Classifying Galaxies

We want to classify each galaxy as either containing an AGN or not containing an AGN, assuming that all galaxies are independent.


In [67]:
import sys

from astropy.coordinates import SkyCoord
import h5py
import matplotlib.pyplot as plt
import numpy
import sklearn.linear_model
import sklearn.ensemble
import sklearn.metrics
import sklearn.neighbors

sys.path.insert(1, '..')
import crowdastro

NORRIS_DAT_PATH = '../data/norris_2006_atlas_classifications_ra_dec_only.dat'
TRAINING_H5_PATH = '../data/training.h5'
%matplotlib inline

How many infrared objects are there?


In [15]:
with h5py.File(TRAINING_H5_PATH) as training_f:
    print('Total:', training_f['features'].shape[0])
    print('Testing:', training_f['is_ir_test'].value.sum(),
          '({:.02%})'.format(training_f['is_ir_test'].value.sum() / training_f['features'].shape[0]))
    print('Training:', training_f['is_ir_train'].value.sum(),
          '({:.02%})'.format(training_f['is_ir_train'].value.sum() / training_f['features'].shape[0]))

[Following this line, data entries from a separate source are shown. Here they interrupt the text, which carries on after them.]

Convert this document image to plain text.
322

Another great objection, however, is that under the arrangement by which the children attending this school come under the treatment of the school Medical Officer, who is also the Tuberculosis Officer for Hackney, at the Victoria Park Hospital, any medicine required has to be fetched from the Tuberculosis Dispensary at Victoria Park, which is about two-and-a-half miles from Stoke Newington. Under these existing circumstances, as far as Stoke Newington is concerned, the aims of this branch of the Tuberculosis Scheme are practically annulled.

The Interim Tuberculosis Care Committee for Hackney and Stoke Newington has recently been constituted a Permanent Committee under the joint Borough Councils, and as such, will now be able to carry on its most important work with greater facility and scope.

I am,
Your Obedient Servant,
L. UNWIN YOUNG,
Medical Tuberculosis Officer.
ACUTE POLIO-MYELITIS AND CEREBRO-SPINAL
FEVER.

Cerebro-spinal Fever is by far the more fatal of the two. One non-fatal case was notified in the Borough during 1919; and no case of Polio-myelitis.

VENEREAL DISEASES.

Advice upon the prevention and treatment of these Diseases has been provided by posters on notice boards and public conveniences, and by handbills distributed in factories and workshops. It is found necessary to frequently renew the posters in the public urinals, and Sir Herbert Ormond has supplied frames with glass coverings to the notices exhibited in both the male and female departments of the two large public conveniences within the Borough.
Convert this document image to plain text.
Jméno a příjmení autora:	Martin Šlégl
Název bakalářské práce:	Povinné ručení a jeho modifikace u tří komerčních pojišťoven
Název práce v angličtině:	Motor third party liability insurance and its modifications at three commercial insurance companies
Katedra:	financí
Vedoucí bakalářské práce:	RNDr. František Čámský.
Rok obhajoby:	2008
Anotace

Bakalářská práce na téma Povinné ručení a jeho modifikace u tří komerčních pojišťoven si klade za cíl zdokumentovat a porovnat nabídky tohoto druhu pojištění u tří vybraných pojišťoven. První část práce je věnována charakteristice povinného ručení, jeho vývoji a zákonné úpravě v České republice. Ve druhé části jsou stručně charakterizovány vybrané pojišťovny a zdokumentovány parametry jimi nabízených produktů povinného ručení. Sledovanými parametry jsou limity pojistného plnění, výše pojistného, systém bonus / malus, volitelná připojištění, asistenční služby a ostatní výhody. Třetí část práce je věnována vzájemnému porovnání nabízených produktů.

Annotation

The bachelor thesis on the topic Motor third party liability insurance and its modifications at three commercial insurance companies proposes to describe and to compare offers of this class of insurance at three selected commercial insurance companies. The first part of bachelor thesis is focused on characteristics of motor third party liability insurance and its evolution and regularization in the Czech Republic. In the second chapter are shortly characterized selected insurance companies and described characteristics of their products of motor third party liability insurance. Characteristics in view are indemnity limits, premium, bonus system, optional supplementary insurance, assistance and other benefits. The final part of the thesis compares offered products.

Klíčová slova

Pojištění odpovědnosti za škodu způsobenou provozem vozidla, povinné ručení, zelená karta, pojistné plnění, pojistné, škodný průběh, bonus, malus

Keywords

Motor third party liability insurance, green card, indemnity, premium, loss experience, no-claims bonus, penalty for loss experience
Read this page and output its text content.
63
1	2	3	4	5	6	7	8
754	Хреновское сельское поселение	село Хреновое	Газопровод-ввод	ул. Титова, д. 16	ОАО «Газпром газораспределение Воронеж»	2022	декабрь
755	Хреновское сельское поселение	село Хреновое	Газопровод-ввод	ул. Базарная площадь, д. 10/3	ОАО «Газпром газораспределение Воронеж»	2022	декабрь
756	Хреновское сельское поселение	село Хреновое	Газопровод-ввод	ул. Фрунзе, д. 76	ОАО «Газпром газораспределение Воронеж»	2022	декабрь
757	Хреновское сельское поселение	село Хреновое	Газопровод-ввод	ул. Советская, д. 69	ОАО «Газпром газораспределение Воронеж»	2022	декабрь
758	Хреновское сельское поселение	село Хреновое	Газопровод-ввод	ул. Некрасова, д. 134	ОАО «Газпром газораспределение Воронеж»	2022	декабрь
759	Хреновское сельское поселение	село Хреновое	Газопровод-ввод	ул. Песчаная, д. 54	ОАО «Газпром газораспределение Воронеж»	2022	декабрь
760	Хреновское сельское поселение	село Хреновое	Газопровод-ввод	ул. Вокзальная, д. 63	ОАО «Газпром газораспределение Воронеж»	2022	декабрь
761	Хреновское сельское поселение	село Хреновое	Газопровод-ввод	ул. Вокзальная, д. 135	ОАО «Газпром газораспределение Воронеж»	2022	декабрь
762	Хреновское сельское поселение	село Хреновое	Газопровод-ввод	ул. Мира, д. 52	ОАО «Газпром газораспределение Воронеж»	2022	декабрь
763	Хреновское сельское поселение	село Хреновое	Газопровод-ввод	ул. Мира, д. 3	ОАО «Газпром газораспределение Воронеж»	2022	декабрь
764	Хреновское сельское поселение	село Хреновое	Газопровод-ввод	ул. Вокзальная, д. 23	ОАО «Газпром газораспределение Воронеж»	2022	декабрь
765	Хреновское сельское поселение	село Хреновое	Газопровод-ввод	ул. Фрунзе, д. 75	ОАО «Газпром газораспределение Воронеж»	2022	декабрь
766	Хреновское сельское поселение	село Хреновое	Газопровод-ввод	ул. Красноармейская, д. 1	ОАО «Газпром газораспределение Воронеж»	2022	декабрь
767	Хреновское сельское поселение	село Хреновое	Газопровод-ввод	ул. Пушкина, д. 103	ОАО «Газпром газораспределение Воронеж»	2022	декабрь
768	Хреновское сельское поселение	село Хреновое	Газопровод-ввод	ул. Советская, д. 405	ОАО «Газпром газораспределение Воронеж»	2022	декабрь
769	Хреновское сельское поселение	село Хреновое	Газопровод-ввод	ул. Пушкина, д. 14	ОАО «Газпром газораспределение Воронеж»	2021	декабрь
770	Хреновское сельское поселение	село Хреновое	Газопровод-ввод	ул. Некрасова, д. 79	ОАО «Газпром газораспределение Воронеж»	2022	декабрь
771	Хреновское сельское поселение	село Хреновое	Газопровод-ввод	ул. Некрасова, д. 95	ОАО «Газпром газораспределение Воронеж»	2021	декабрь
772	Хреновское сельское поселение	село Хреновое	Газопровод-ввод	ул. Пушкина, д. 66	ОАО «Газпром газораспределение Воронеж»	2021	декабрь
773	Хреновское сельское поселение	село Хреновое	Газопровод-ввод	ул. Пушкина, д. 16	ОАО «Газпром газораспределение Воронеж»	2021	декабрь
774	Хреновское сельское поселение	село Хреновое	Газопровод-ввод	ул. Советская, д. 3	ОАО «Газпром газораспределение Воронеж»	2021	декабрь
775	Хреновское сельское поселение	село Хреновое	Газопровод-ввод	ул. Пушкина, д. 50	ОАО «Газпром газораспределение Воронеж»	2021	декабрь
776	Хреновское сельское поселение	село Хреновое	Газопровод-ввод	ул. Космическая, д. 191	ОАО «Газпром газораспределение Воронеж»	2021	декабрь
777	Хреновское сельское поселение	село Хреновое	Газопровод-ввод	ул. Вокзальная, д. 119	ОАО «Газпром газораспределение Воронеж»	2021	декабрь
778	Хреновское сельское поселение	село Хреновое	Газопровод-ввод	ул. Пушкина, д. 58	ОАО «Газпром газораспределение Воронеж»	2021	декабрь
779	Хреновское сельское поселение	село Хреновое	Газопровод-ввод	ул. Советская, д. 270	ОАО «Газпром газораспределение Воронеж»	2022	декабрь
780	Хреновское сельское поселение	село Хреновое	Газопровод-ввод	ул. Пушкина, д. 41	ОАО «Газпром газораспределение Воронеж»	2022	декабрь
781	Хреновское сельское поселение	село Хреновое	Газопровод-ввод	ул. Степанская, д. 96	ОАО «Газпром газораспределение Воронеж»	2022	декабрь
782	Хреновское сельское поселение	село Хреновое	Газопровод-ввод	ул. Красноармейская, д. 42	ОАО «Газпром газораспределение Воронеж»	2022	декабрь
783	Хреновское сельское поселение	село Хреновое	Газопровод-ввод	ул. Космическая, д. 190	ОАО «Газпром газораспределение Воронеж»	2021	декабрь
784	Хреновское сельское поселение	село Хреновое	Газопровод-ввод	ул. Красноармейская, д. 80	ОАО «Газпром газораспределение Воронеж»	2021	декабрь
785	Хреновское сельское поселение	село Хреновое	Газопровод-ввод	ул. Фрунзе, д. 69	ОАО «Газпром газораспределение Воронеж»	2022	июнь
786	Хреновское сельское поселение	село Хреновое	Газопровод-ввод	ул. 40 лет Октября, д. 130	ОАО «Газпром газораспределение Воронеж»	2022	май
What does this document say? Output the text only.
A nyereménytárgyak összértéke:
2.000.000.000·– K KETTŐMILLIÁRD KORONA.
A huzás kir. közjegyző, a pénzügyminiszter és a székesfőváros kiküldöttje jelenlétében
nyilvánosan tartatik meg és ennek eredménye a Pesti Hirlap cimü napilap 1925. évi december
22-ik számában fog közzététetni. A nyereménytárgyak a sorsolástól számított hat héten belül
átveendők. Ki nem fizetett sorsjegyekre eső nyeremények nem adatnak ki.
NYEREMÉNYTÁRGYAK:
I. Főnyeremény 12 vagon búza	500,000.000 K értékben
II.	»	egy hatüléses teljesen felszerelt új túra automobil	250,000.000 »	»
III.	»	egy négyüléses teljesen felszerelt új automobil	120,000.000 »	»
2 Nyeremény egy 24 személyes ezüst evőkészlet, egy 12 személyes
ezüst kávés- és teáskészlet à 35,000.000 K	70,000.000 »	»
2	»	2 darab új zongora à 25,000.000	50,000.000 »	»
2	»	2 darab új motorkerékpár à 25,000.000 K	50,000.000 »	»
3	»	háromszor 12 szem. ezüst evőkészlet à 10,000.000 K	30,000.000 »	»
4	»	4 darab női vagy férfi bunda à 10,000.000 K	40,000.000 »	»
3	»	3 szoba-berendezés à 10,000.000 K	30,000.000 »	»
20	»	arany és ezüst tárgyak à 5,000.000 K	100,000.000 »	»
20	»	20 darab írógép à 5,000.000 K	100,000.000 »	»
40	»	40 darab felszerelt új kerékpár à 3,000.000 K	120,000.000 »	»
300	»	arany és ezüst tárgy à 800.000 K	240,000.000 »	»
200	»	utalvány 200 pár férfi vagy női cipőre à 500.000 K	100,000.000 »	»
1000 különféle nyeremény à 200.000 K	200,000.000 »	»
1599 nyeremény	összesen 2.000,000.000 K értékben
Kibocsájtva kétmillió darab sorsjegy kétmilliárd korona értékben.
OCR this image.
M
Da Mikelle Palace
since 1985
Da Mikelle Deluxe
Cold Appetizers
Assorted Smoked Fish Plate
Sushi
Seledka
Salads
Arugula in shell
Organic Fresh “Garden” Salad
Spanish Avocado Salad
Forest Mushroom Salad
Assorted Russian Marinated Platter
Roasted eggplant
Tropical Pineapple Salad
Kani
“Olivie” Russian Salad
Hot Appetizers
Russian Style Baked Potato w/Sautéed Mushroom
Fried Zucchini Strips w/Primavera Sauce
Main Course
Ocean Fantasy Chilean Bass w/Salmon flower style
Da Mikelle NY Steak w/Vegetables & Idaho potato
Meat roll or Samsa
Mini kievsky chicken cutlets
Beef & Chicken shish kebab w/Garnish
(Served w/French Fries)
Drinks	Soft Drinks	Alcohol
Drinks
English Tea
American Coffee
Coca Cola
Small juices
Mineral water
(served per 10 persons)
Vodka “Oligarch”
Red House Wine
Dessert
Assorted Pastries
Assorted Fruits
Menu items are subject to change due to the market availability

    atlas_test = training_f['is_atlas_test'].value.sum()
    atlas_train = training_f['is_atlas_train'].value.sum()
    atlas_total = atlas_test + atlas_train
    print('Testing:', atlas_test, '({:.02%})'.format(atlas_test / atlas_total))
    print('Testing:', atlas_train, '({:.02%})'.format(atlas_train / atlas_total))


Total: 24140
Testing: 5922 (24.53%)
Training: 18218 (75.47%)
Testing: 452 (19.97%)
Testing: 1811 (80.03%)

Training the classifier


In [ ]:
with h5py.File(TRAINING_H5_PATH) as training_f:
    lr = sklearn.linear_model.LogisticRegression(n_jobs=-1, class_weight='balanced', C=100.0, penalty='l1')
    x = training_f['features'][training_f['is_ir_train'].value, :]
    y = training_f['labels'][training_f['is_ir_train'].value]
    lr.fit(x, y)

Testing the classifier


In [79]:
# Load Norris labels.
with h5py.File(TRAINING_H5_PATH, 'r') as training_f:
    ir_positions = training_f['positions'].value
ir_tree = sklearn.neighbors.KDTree(ir_positions)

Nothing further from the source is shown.